La nourrice se précipita alors dans la salle, et se suspendit en pleurant au cou de Zésim.

« Mon enfant ! s’écria-t-elle, mon cher enfant ! Le ciel t’a protégé et cet ange t’a sauvé ! »

Le traîneau de Kachna fut bientôt attelé. Zésim aida Anitta à y monter, et Tarass sauta sur le siège du cocher. On partit au galop pour Kiew et l’on alla droit au palais Oginski.

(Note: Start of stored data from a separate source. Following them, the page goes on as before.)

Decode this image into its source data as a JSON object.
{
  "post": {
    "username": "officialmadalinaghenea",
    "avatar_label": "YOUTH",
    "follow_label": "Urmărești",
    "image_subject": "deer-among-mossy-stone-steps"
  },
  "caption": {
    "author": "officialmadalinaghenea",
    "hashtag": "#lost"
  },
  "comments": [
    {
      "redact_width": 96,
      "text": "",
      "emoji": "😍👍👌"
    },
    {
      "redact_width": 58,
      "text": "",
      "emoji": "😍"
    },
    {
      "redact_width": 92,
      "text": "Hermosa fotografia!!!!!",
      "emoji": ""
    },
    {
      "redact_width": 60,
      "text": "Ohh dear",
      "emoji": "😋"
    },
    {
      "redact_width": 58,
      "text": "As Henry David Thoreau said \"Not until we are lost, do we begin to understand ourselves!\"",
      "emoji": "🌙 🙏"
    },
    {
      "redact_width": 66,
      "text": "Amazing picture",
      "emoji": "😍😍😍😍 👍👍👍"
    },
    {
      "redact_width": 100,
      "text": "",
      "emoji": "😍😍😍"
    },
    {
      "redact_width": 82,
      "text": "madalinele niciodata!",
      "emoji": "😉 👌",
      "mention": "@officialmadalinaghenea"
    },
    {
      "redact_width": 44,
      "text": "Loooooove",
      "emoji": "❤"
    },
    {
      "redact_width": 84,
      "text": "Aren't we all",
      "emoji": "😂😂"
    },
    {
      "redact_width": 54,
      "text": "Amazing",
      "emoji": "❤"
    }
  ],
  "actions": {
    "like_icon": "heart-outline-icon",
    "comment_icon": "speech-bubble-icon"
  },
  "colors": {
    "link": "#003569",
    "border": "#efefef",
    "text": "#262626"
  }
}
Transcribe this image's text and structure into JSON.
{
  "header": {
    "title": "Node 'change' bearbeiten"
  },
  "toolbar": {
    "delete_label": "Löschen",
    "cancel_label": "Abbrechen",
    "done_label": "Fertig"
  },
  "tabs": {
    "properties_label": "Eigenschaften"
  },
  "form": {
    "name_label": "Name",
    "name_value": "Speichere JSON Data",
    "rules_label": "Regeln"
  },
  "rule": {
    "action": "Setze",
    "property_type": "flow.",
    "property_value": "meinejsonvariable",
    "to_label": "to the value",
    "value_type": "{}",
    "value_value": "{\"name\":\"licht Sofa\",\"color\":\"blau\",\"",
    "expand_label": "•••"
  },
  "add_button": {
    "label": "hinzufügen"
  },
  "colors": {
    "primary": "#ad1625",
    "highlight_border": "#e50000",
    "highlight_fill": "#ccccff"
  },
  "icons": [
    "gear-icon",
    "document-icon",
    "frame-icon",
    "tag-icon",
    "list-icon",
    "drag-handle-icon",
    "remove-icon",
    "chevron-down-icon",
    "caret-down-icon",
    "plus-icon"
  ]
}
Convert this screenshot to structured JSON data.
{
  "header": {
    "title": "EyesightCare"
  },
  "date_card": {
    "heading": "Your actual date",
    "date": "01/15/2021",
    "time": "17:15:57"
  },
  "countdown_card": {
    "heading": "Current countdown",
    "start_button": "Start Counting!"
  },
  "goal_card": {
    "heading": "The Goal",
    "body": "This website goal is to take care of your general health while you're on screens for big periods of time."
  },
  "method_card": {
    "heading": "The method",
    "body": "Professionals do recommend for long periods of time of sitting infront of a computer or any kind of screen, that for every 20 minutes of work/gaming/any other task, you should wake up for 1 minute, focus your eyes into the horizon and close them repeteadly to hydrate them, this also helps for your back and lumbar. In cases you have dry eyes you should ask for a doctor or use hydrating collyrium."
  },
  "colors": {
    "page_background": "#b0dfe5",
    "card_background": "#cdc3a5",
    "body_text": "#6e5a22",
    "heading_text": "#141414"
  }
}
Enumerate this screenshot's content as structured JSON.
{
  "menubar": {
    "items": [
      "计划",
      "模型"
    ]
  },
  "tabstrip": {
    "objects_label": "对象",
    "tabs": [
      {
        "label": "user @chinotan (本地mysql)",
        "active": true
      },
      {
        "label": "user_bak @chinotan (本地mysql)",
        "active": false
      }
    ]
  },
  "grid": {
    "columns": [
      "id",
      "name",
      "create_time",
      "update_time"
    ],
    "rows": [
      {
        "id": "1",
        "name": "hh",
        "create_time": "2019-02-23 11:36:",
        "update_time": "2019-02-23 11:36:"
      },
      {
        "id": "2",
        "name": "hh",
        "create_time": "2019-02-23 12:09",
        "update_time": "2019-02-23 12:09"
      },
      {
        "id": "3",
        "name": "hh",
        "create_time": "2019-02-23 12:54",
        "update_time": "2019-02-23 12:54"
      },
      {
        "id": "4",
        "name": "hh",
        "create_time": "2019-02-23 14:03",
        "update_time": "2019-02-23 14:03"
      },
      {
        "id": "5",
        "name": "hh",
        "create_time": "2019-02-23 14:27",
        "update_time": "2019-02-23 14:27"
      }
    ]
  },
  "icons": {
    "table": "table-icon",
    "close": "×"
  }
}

Zésim, tout triomphant, rendit la bien-aimée à son père et à sa mère, qui bénirent le jeune couple en versant des larmes de joie et rendirent grâces à Dieu par un vœu solennel.

Aujourd’hui, à Kasinka Mala, à la place où était jadis le cabaret et où Dragomira mourut, s’élève une chapelle dédiée à la Vierge. Tous les ans, au jour anniversaire de celui où Zésim fut sauvé par Anitta d’une façon si merveilleuse, un prêtre y dit une messe basse pour l’âme de la malheureuse, victime d’une épouvantable superstition.